Não há troca de eletrodomésticos, computadores, telemóveis, máquinas ou meios de transporte tecnologicamente mais eficientes e confortáveis por outros mais antigos, desadequados, desatualizados, ultrapassados e ineficientes.
As coisas, os objetos, o dinamismo dos utensílios e do saber encaminham-se para a sua perfeição, melhorando continuamente, numa tendência universal que atravessa todas as latitudes e longitudes, independentemente das determinações étnicas de uma comunidade, grupo social ou cultura.
Indicia-se não haver regressão no progresso técnico e científico, na dinâmica inteligível dos utensílios e das coisas, que se intui como crescente e irreversível, ao invés das várias formas de relacionamento humano, como no universo político e simbólico, tidas como repetitivas, progressivas, regressivas, com avanços e recuos, onde se indicia existirem problemas insolúveis, reversíveis, subjetivos e geradores de incerteza.
Intui-se que o tempo cumulativo do desenvolvimento científico e técnico é portador de uma evolução e inovação progressivamente contínua.
Intui-se que o tempo cumulativo do desenvolvimento das relações das pessoas umas com as outras não melhora permanentemente, pode ser progressivo ou regressivo, pode trocar-se uma democracia por uma ditadura e o inverso, abolir-se ou instituir-se a pena de morte e a prisão perpétua, trocar-se uma religião humanista por uma inquisitorial e sanguinária, por mais que se tente absolutizar e universalizar os direitos humanos, de génese meramente ocidental, para muitos.
E se o computador é um progresso irrefutável, um sem número de vezes superior, em relação ao ábaco e à sua calculadora, não se pode dizer que Gandhi, Luther King ou Mandela são personalidades morais superiores a Buda, Jesus Cristo ou Maomé.

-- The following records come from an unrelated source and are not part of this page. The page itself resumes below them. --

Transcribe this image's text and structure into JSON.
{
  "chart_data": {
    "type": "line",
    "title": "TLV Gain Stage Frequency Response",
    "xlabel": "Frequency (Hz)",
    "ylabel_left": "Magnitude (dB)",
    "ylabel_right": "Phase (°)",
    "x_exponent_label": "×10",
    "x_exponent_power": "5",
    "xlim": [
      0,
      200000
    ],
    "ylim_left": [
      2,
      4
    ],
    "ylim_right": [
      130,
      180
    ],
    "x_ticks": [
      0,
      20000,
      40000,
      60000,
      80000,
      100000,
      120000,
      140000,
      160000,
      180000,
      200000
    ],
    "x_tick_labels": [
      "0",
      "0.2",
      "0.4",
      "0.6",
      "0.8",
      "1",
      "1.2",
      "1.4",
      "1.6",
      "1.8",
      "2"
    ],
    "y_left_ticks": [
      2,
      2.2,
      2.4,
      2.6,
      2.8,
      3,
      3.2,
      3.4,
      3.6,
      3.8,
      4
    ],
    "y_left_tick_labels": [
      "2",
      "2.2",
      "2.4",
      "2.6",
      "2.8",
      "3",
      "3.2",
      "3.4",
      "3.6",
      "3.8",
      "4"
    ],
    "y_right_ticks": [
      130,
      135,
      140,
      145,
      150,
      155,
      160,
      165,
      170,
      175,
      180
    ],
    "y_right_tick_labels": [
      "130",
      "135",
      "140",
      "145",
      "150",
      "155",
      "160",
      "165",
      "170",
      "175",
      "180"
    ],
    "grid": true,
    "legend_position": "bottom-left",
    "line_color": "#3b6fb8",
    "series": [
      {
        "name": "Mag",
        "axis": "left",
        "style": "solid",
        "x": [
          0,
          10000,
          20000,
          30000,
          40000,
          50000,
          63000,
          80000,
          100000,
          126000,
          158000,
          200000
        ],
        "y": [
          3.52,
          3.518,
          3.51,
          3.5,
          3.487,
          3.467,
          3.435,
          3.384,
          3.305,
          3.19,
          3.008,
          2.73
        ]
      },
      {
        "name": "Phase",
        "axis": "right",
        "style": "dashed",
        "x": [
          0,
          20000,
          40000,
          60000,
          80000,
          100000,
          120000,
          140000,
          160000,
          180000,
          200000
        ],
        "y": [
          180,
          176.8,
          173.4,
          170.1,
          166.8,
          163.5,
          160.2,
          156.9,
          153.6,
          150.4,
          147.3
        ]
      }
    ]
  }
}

Que filósofos contemporâneos são mais “profundos” que os da antiguidade como Sócrates, Aristóteles e Platão. Que Jackson Pollock e Andy Warhol superam Caravaggio e Leonardo da Vinci, que as obras de Shakespeare ultrapassam a Ilíada e a Odisseia, de Homero.
Indicia-se que a noção de progresso é menos aceitável e mais questionável, senão mesmo inviável, na ordem afetiva, intelectual, psicológica, política e simbólica das relações humanas, dada a sua natureza e condição, como o provam os clássicos na sua intemporalidade, pois “está lá tudo”, desde que há escrita, como é usual dizer-se, pelo que, nesta perspetiva, a guerra, por exemplo, tem caraterísticas de permanência na História da humanidade, o que não exclui tentar expurgá-la, a todo o tempo e em qualquer circunstância.